После смерти матери отчима квартиру у леса поменяли на белый дом начала прошлого века с высокими потолками и верандой. Когда-то здесь был кинотеатр, но в советские времена построили стены и разделили дом на несколько квартир. Когда мои купили дом, они убрали лишние стены, и он стал опять светлым и полным воздуха и пространства. Дом, где всегда с удовольствием встречают друзей.

Дедушка умер, когда я приехала в Эстонию сдавать экзамены. У него был быстро прогрессирующий рак крови, и он не хотел, чтобы я приходила в больницу и видела его слабым и беспомощным.

«Его больше нет», – сказала просто бабушка и закрыла двери в комнату, где я играла с подружками. Я как сейчас помню, как стало тихо – тогда словно пропали звуки и сам воздух.

Так я его и запомнила: темноволосым, радостным и трудолюбивым, посвятившим свою жизнь сельскому хозяйству. Стоящего в светлой кухне на первом этаже хрущевки среди парков, где я постоянно перелезала через балкон, чтобы прыгать по гаражам или лазить по деревьям.

«Наша лисичка пришла», – смеялся дедушка, укладывая в гриль новую курицу, когда из коридора звучал мой голос. Как много было света и любви.

И как тихо стало в тот день, когда он ушел. Бабушка умерла, когда я уже училась в университете и жила своей жизнью. Она болела, наверное, болезнью Альцгеймера или чем-то похожим – когда постепенно уходит вся память, узнавание близких и даже картинки из прошлого. Ты видишь, как человек удаляется, не понимая, что происходит. Сначала ушла долгосрочная память и дедушка, потом постепенно и мы стали теми непонятными людьми, которые к ней ходили. Как ей, наверное, было сложно…

Мы не понимали, что бабушка не выходит в город не потому, что не хочет, а потому, что боится. Боится своей растерянности, того, что уже не всегда понимает, куда идти, и все больше удаляется от обычной и привычной жизни. Даже на сегодняшний день нет лекарства, которое вылечило бы эту болезнь, есть только те, что замедляют уход. Я до сих пор упрекаю себя, что мы не поняли раньше. Хотя что могла заметить двадцатилетняя девочка, живущая в другом городе, если даже моя мама не заметила.

Я до сих пор во сне вижу бабушку. Она ничего не говорит, но она всегда в комнате моего детства, где много света, и я понимаю, что она хочет сказать: «Отпусти, не мучай себя». И в ее словах так же много света, как было в моем детстве – и я просыпаюсь в слезах.

Глава 3. Девяностые. молодой стартапер и самый прибыльный бизнес

Наверное, впервые моя предпринимательская жилка у меня проявилась примерно через год после развода родителей – во всяком случае, так мне помнится. Значит, мне было, плюс-минус, двенадцать лет. Как-то получилось, что мой папа ушел в частный бизнес, который только начал возрождаться в молодой, восстановившей независимость Эстонии. Точнее, на бизнес его, думаю, натолкнула моя суперактивная мама, которой и тогда никто не мог сказать: «Нет».

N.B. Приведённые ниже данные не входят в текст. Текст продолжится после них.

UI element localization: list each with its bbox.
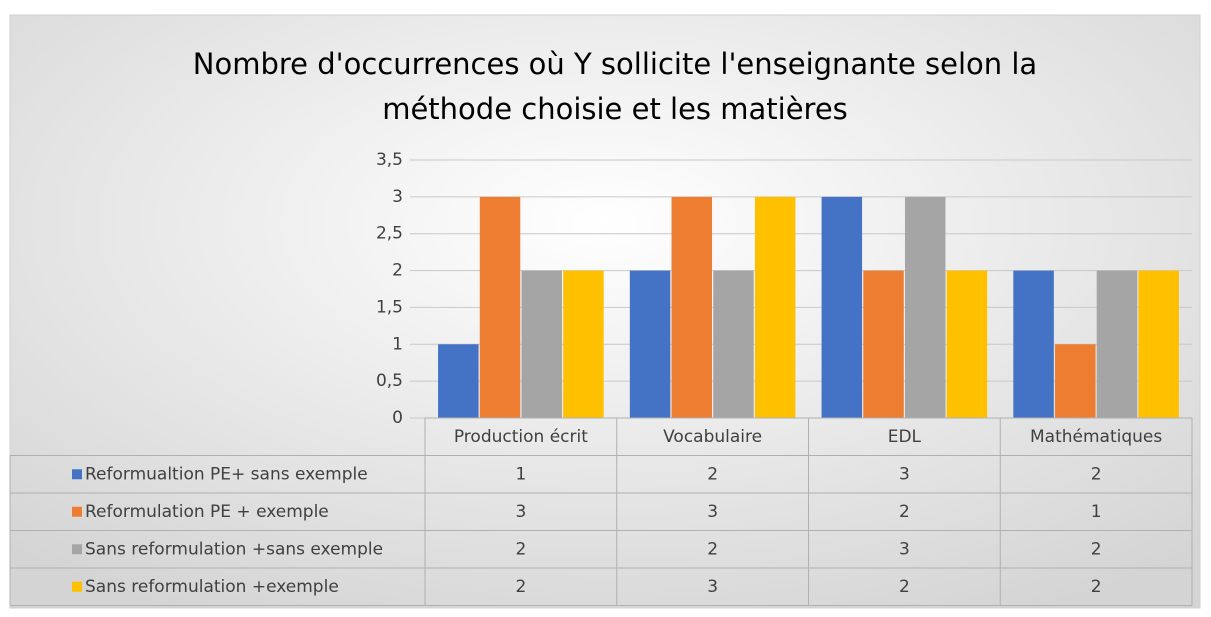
legend-key [72, 506, 82, 517]
bar [479, 196, 521, 418]
table-value: 3 [899, 539, 910, 559]
y-tick-label: 3 [392, 187, 403, 207]
bar [671, 196, 713, 418]
legend-key [72, 544, 82, 555]
table-value: 2 [707, 464, 718, 484]
table-value: 3 [707, 502, 718, 522]
legend-label: Sans reformulation +sans exemple [85, 539, 383, 559]
bar [438, 344, 479, 418]
table-value: 2 [515, 539, 526, 559]
table-value: 2 [1091, 577, 1102, 597]
y-tick-label: 3,5 [376, 150, 403, 170]
y-tick-label: 1 [392, 334, 403, 354]
chart-background [9, 14, 1201, 609]
table-value: 1 [515, 464, 526, 484]
table-value: 1 [1091, 502, 1102, 522]
table-value: 2 [1091, 539, 1102, 559]
legend-key [72, 469, 82, 480]
bar [946, 270, 988, 418]
bar [863, 270, 904, 418]
table-value: 2 [707, 539, 718, 559]
legend-label: Reformulation PE + exemple [85, 502, 329, 522]
x-tick-label: Production écrit [454, 427, 588, 447]
chart-title: Nombre d'occurrences où Y sollicite l'en… [193, 47, 1037, 81]
bar [821, 196, 863, 418]
table-value: 2 [515, 577, 526, 597]
bar [754, 196, 796, 418]
table-value: 2 [899, 502, 910, 522]
table-value: 3 [707, 577, 718, 597]
x-tick-label: EDL [888, 427, 922, 447]
legend-key [72, 581, 82, 592]
bar [1055, 344, 1096, 418]
x-tick-label: Mathématiques [1030, 427, 1162, 447]
bar [1013, 270, 1054, 418]
legend-label: Reformualtion PE+ sans exemple [85, 464, 368, 484]
y-tick-label: 0,5 [376, 371, 403, 391]
bar [904, 196, 946, 418]
y-tick-label: 0 [392, 408, 403, 428]
y-tick-label: 1,5 [376, 297, 403, 317]
bar [1096, 270, 1138, 418]
table-value: 3 [515, 502, 526, 522]
table-value: 2 [1091, 464, 1102, 484]
chart-title: méthode choisie et les matières [382, 92, 848, 126]
bar [629, 270, 671, 418]
x-tick-label: Vocabulaire [663, 427, 762, 447]
bar [713, 270, 754, 418]
bar [1138, 270, 1179, 418]
table-value: 2 [899, 577, 910, 597]
legend-label: Sans reformulation +exemple [85, 577, 339, 597]
bar [521, 270, 562, 418]
y-tick-label: 2 [392, 261, 403, 281]
y-tick-label: 2,5 [376, 224, 403, 244]
table-value: 3 [899, 464, 910, 484]
bar [563, 270, 604, 418]
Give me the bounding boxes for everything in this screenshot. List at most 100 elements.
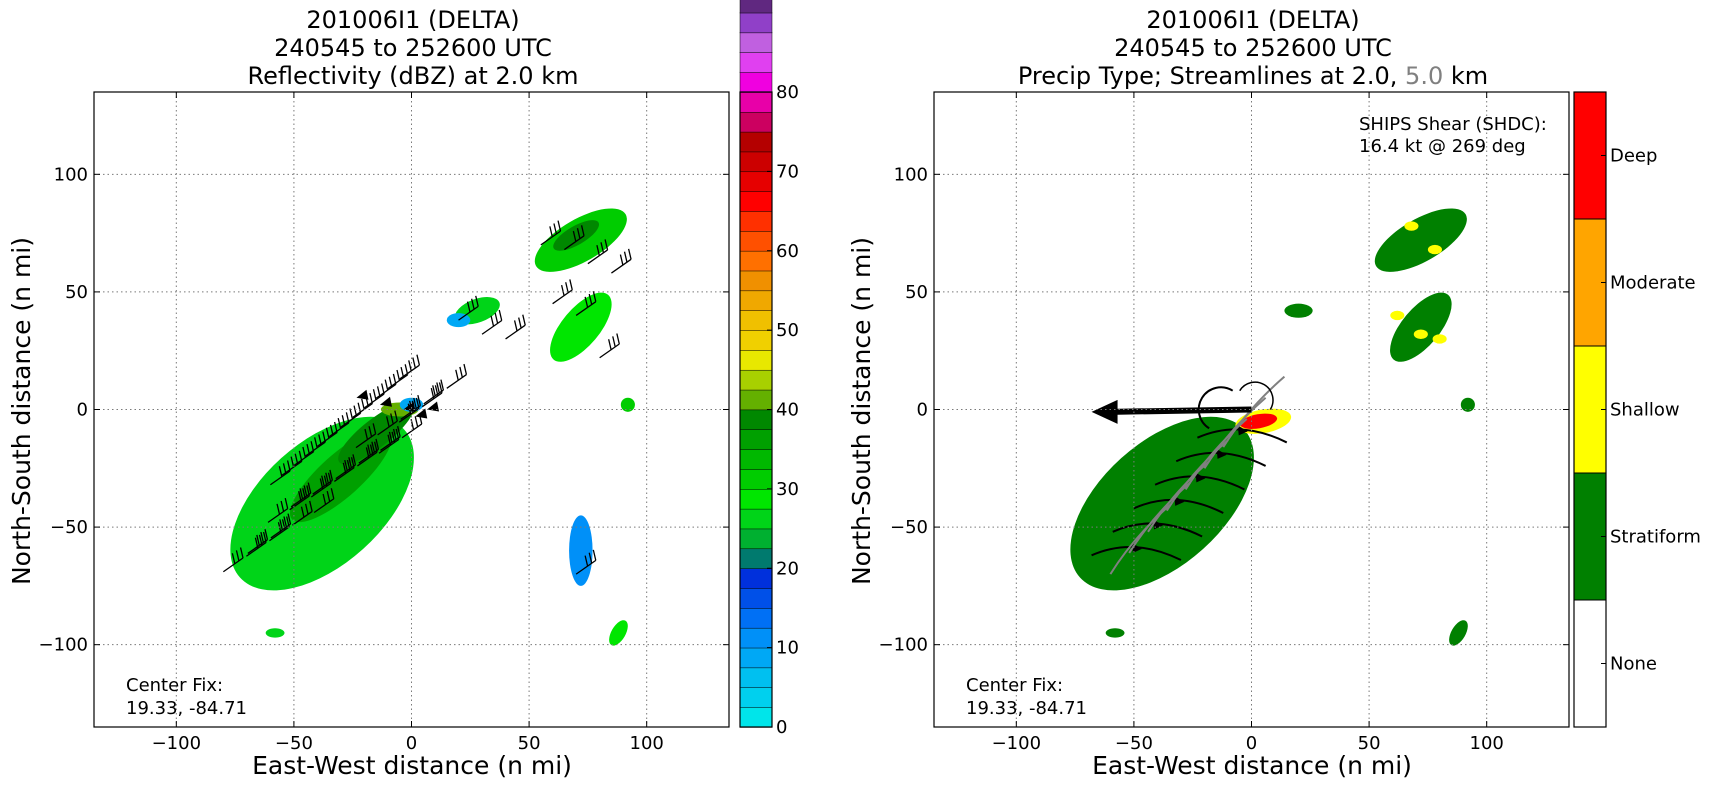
colorbar-bin (739, 32, 773, 53)
wind-barb-feather (368, 426, 373, 437)
wind-barb-feather (322, 493, 327, 505)
wind-barb-feather (349, 408, 354, 420)
colorbar-tick-label: 20 (776, 558, 799, 579)
wind-barb-feather (337, 417, 342, 429)
colorbar-bin (739, 171, 773, 192)
wind-barb-feather (392, 428, 397, 440)
colorbar-bin (739, 448, 773, 470)
wind-barb-feather (264, 529, 269, 540)
streamline-arrow (1195, 472, 1206, 483)
wind-barb-shaft (378, 438, 400, 454)
precip-region (1105, 628, 1125, 638)
wind-barb-shaft (599, 343, 620, 359)
wind-barb-feather (432, 385, 436, 396)
right-y-tick-label: −50 (890, 517, 928, 538)
shear-arrow-head (1091, 399, 1118, 424)
wind-barb-feather (373, 441, 378, 453)
wind-barb-shaft (421, 392, 443, 408)
colorbar-category-label: None (1610, 654, 1657, 675)
wind-barb-feather (235, 550, 240, 562)
wind-barb-shaft (375, 383, 397, 399)
colorbar-category (1573, 91, 1607, 220)
wind-barb (399, 354, 421, 380)
colorbar-bin (739, 687, 773, 708)
reflectivity-colorbar: 0 10 20 30 40 50 60 70 80 (739, 0, 799, 738)
wind-barb-feather (352, 454, 357, 466)
wind-barb-feather (262, 531, 267, 543)
wind-barb-feather (616, 333, 620, 345)
wind-barb-feather (430, 388, 435, 399)
wind-barb (357, 441, 378, 467)
wind-barb-feather (619, 254, 624, 266)
wind-barb (446, 363, 468, 389)
wind-barb-feather (397, 426, 401, 437)
wind-barb (575, 291, 597, 316)
left-y-tick-label: −50 (50, 517, 88, 538)
wind-barb (380, 426, 401, 451)
precip-region (1449, 620, 1468, 646)
colorbar-category-label: Stratiform (1610, 527, 1701, 548)
wind-barb-shaft (305, 441, 326, 457)
colorbar-bin (739, 627, 773, 649)
wind-barb-feather (608, 339, 612, 350)
wind-barb-feather (256, 534, 260, 546)
wind-barb-feather (490, 315, 495, 327)
wind-barb-feather (588, 293, 593, 305)
colorbar-bin (739, 607, 773, 629)
wind-barb-feather (283, 516, 288, 528)
wind-barb-feather (319, 478, 324, 490)
wind-barb-shaft (355, 433, 377, 449)
wind-barb-shaft (398, 407, 420, 423)
wind-barb-feather (364, 428, 369, 440)
colorbar-bin (739, 190, 773, 212)
wind-barb-feather (580, 225, 585, 236)
colorbar-tick-label: 0 (776, 717, 787, 738)
colorbar-category-label: Shallow (1610, 400, 1680, 421)
wind-barb-feather (254, 537, 259, 549)
wind-barb-feather (438, 382, 443, 394)
right-frame (933, 91, 1570, 728)
wind-barb (611, 248, 632, 274)
echo-region (265, 628, 285, 638)
wind-barb (310, 472, 332, 498)
colorbar-bin (739, 369, 773, 391)
colorbar-tick-label: 70 (776, 161, 799, 182)
wind-barb (540, 220, 562, 246)
wind-barb (340, 402, 362, 428)
colorbar-bin (739, 706, 773, 728)
wind-barb-feather (413, 397, 417, 409)
left-x-tick-label: 50 (518, 733, 541, 754)
wind-barb-feather (584, 555, 589, 567)
wind-barb-feather (375, 438, 380, 450)
wind-barb (313, 488, 335, 514)
colorbar-category (1573, 599, 1607, 728)
wind-barb-feather (388, 431, 393, 443)
shear-note-title: SHIPS Shear (SHDC): (1359, 114, 1547, 135)
wind-barb (355, 423, 377, 449)
colorbar-category-label: Deep (1610, 146, 1657, 167)
wind-barb-feather (518, 317, 522, 329)
precip-type-plot-area: −100 −50 0 50 100 −100 −50 0 50 100 (879, 91, 1570, 754)
wind-barb-feather (584, 296, 589, 308)
colorbar-bin (739, 250, 773, 272)
right-x-tick-label: −100 (992, 733, 1041, 754)
precip-region (1239, 413, 1278, 429)
wind-barb-shaft (269, 526, 290, 542)
wind-barb-shaft (313, 498, 335, 514)
wind-barb-feather (346, 459, 351, 471)
left-x-axis-label: East-West distance (n mi) (252, 751, 572, 780)
wind-barb-feather (326, 490, 331, 502)
wind-barb-shaft (333, 467, 355, 482)
wind-barb-feather (592, 549, 597, 561)
colorbar-bin (739, 310, 773, 331)
wind-barb-feather (323, 475, 328, 487)
wind-barb-feather (592, 291, 597, 302)
wind-barb-feather (463, 363, 468, 375)
left-center-fix-value: 19.33, -84.71 (126, 698, 247, 719)
colorbar-frame (1573, 91, 1607, 728)
wind-barb-feather (278, 466, 283, 477)
wind-barb (333, 457, 355, 482)
wind-barb-feather (455, 369, 459, 381)
wind-barb-feather (281, 519, 286, 530)
wind-barb-feather (365, 447, 370, 459)
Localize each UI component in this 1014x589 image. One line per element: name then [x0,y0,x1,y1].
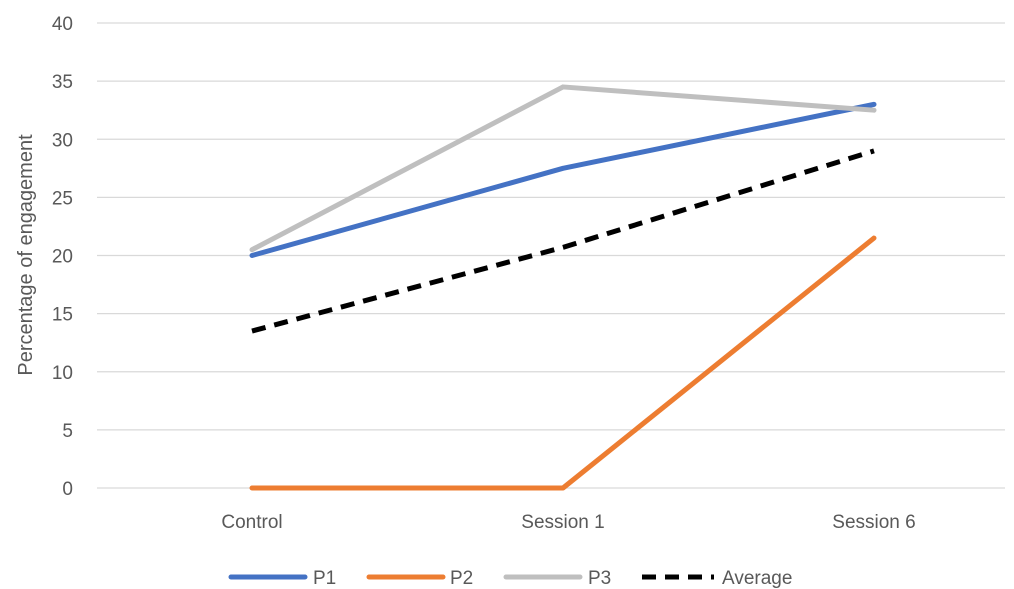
legend-item-average: Average [642,568,792,589]
x-axis-ticks: Control Session 1 Session 6 [221,512,915,533]
y-tick-label: 20 [52,247,73,268]
legend-label: P2 [450,568,473,589]
y-tick-label: 5 [62,421,73,442]
series-line-p1 [249,101,877,258]
y-tick-label: 40 [52,14,73,35]
x-tick-label: Control [221,512,282,533]
y-tick-label: 35 [52,72,73,93]
y-axis-title: Percentage of engagement [15,134,37,376]
y-axis-ticks: 0 5 10 15 20 25 30 35 40 [52,14,73,500]
series-line-average [251,148,875,334]
legend-item-p2: P2 [366,568,473,589]
legend-item-p3: P3 [503,568,611,589]
y-tick-label: 30 [52,130,73,151]
y-tick-label: 0 [62,479,73,500]
x-tick-label: Session 6 [832,512,915,533]
legend-label: P1 [313,568,336,589]
x-tick-label: Session 1 [521,512,604,533]
gridlines [97,22,1005,489]
series-lines [249,84,877,491]
y-tick-label: 10 [52,363,73,384]
series-line-p2 [249,235,877,491]
series-line-p3 [249,84,877,253]
legend-item-p1: P1 [228,568,336,589]
y-tick-label: 15 [52,305,73,326]
legend-label: Average [722,568,792,589]
legend-label: P3 [588,568,611,589]
y-tick-label: 25 [52,188,73,209]
legend: P1 P2 P3 Average [228,568,792,589]
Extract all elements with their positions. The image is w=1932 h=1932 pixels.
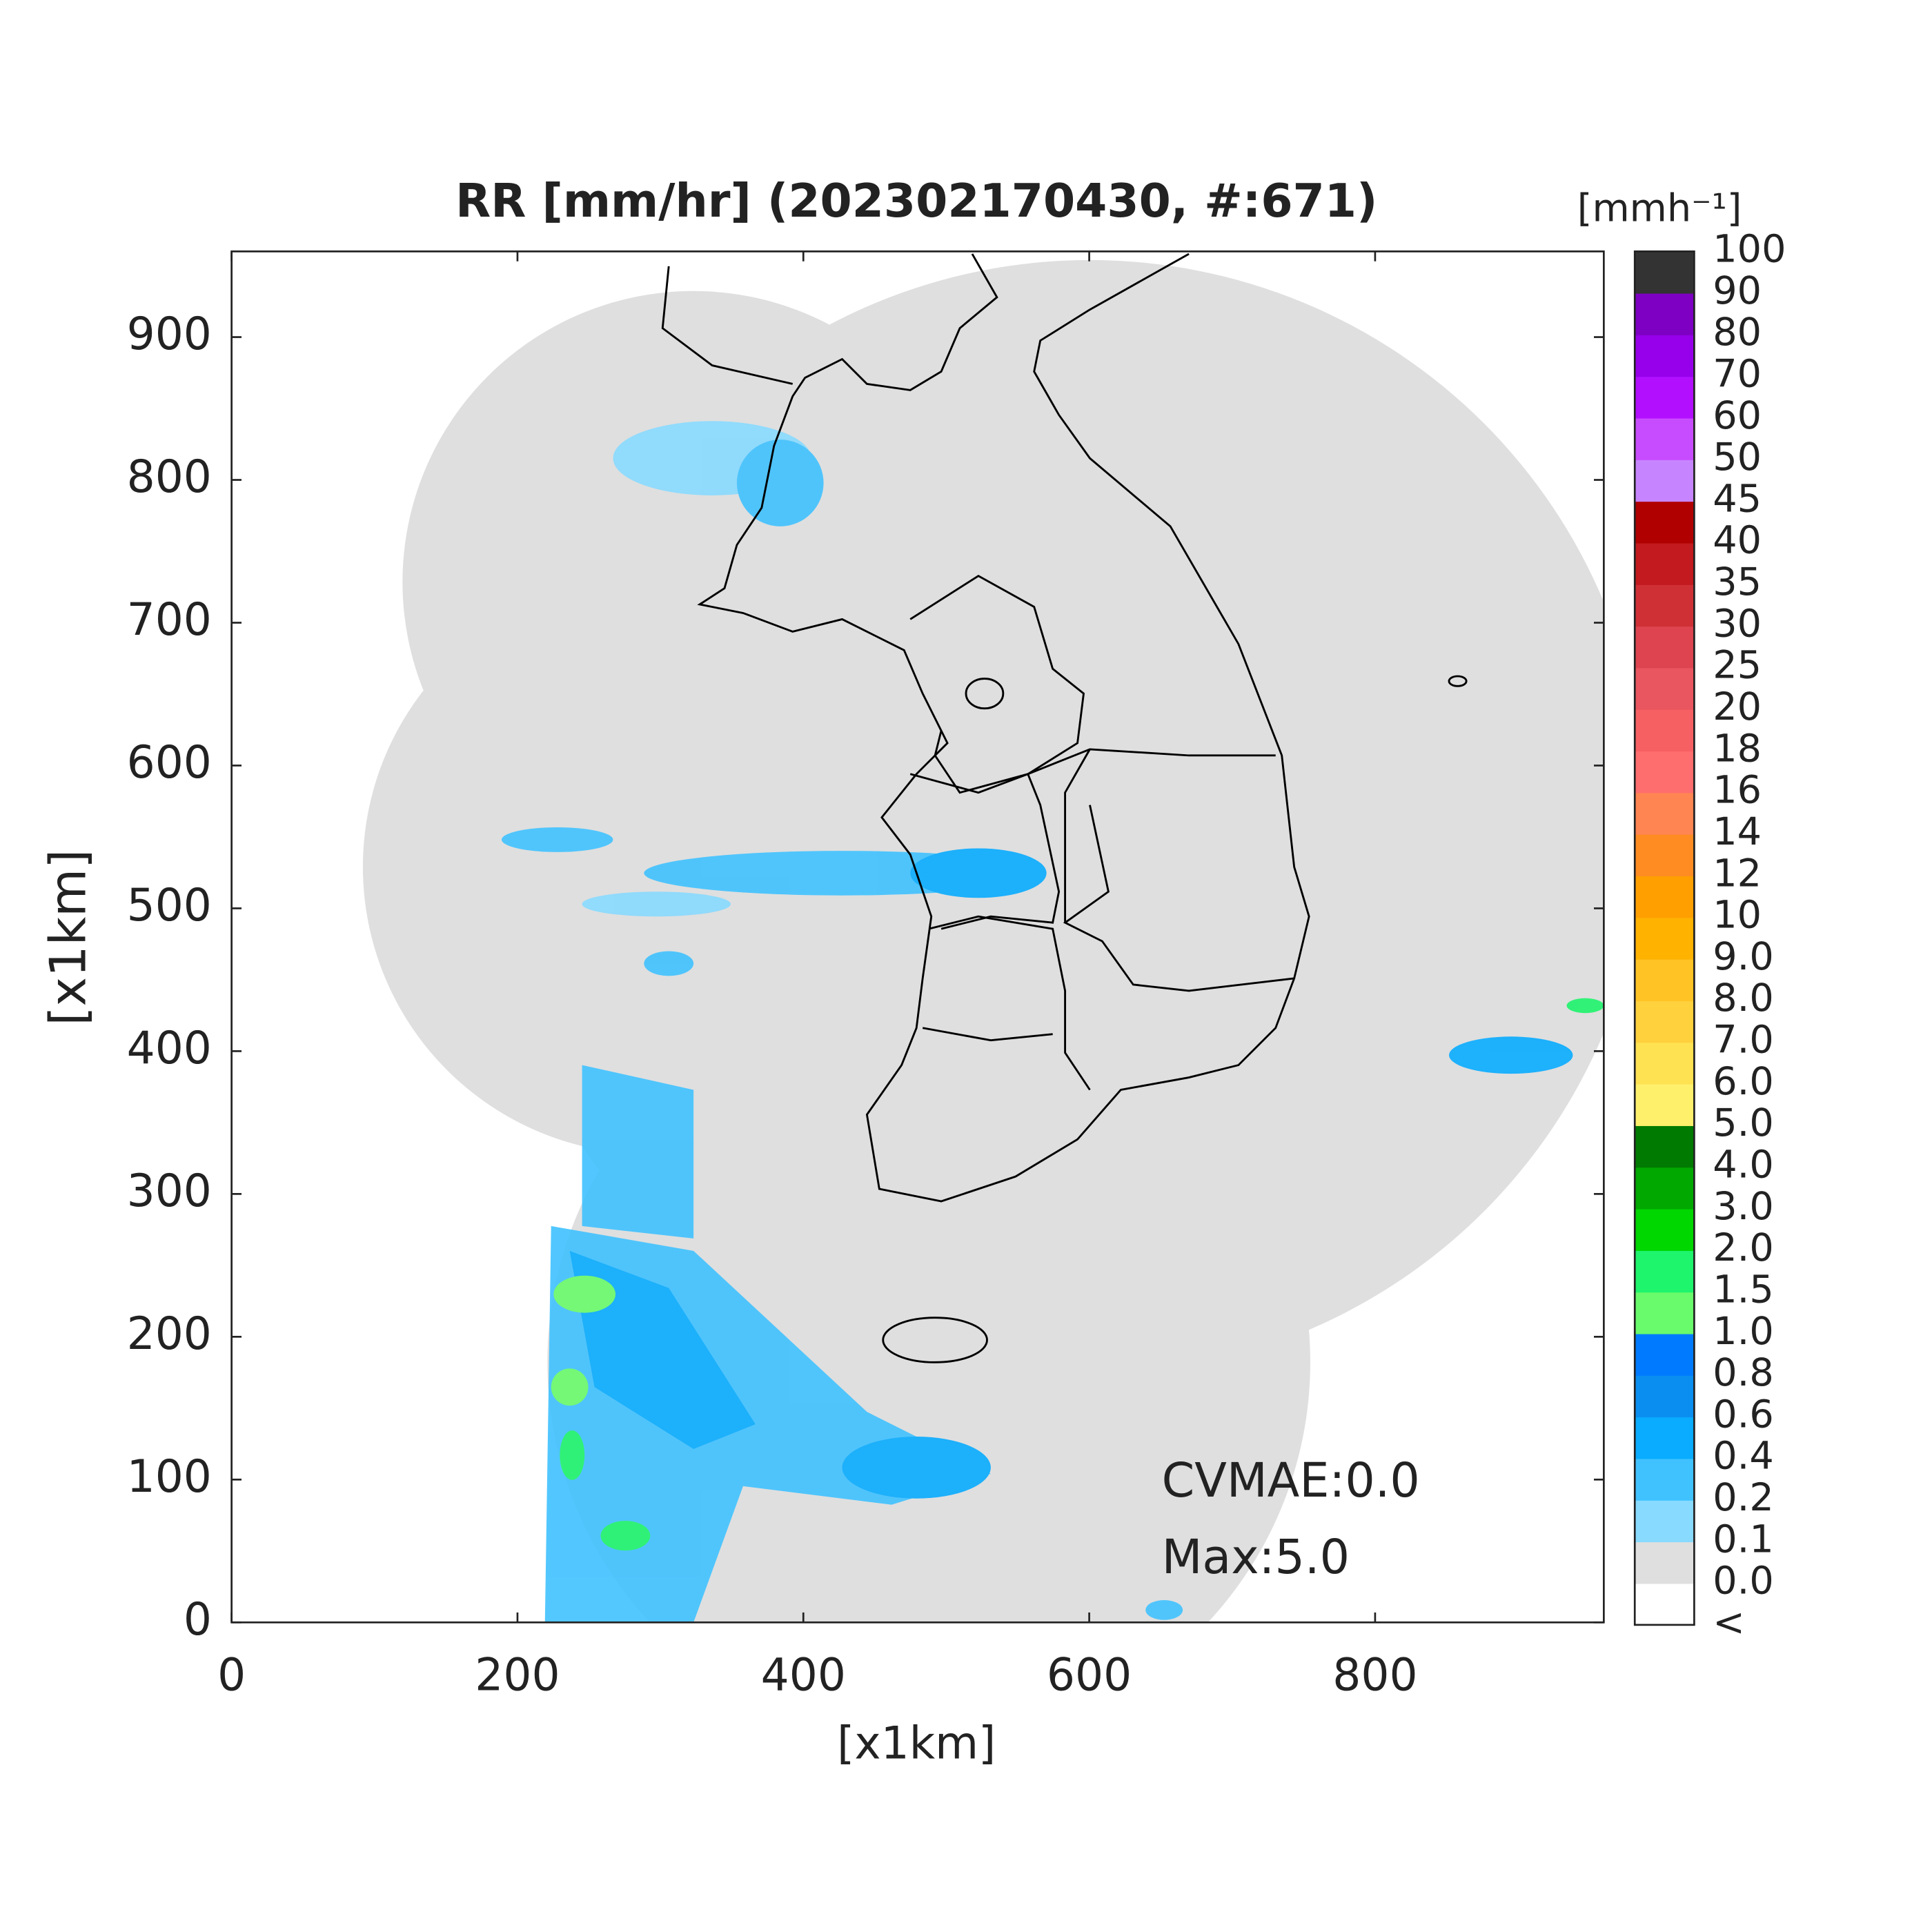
colorbar-tick-label: 25 (1713, 643, 1762, 688)
x-axis-label: [x1km] (837, 1717, 996, 1769)
colorbar-tick-label: 12 (1713, 851, 1762, 896)
colorbar-swatch (1635, 1125, 1695, 1168)
colorbar-swatch (1635, 1374, 1695, 1418)
annotation: CVMAE:0.0 (1162, 1454, 1420, 1508)
colorbar-tick-label: 3.0 (1713, 1184, 1773, 1229)
colorbar-frame (1633, 250, 1695, 1626)
colorbar-tick-label: 45 (1713, 476, 1762, 521)
colorbar-tick-label: 7.0 (1713, 1018, 1773, 1063)
colorbar-tick-label: 40 (1713, 518, 1762, 563)
colorbar-swatch (1635, 958, 1695, 1001)
colorbar-tick-label: 2.0 (1713, 1225, 1773, 1270)
colorbar-tick-label: 16 (1713, 768, 1762, 813)
colorbar-swatch (1635, 1499, 1695, 1543)
colorbar-swatch (1635, 876, 1695, 918)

Она переводила в Тартуском театре «Ванемуйне» работу иностранных хореографов и как-то наладила дружбу с продавцами программок и билетов. Вы же помните, что в те годы они, вместе с гардеробщиками, были главными. И именно они пустили маму в театр продавать наклейки. Гномики, Снегурочки, Красные шапочки, все как положено. Точнее, мама сама не продавала, а приносила папины наклейки, которые он рисовал и печатал в подвальной мастерской. Вместе с программками у девушек лет 70 можно было купить и прекрасных гномиков или Снегурочку. Я до сих пор помню запах этих наклеек. Шли первые годы независимости с валютными магазинами, жвачками «Турбо» и наклейками с гномиками.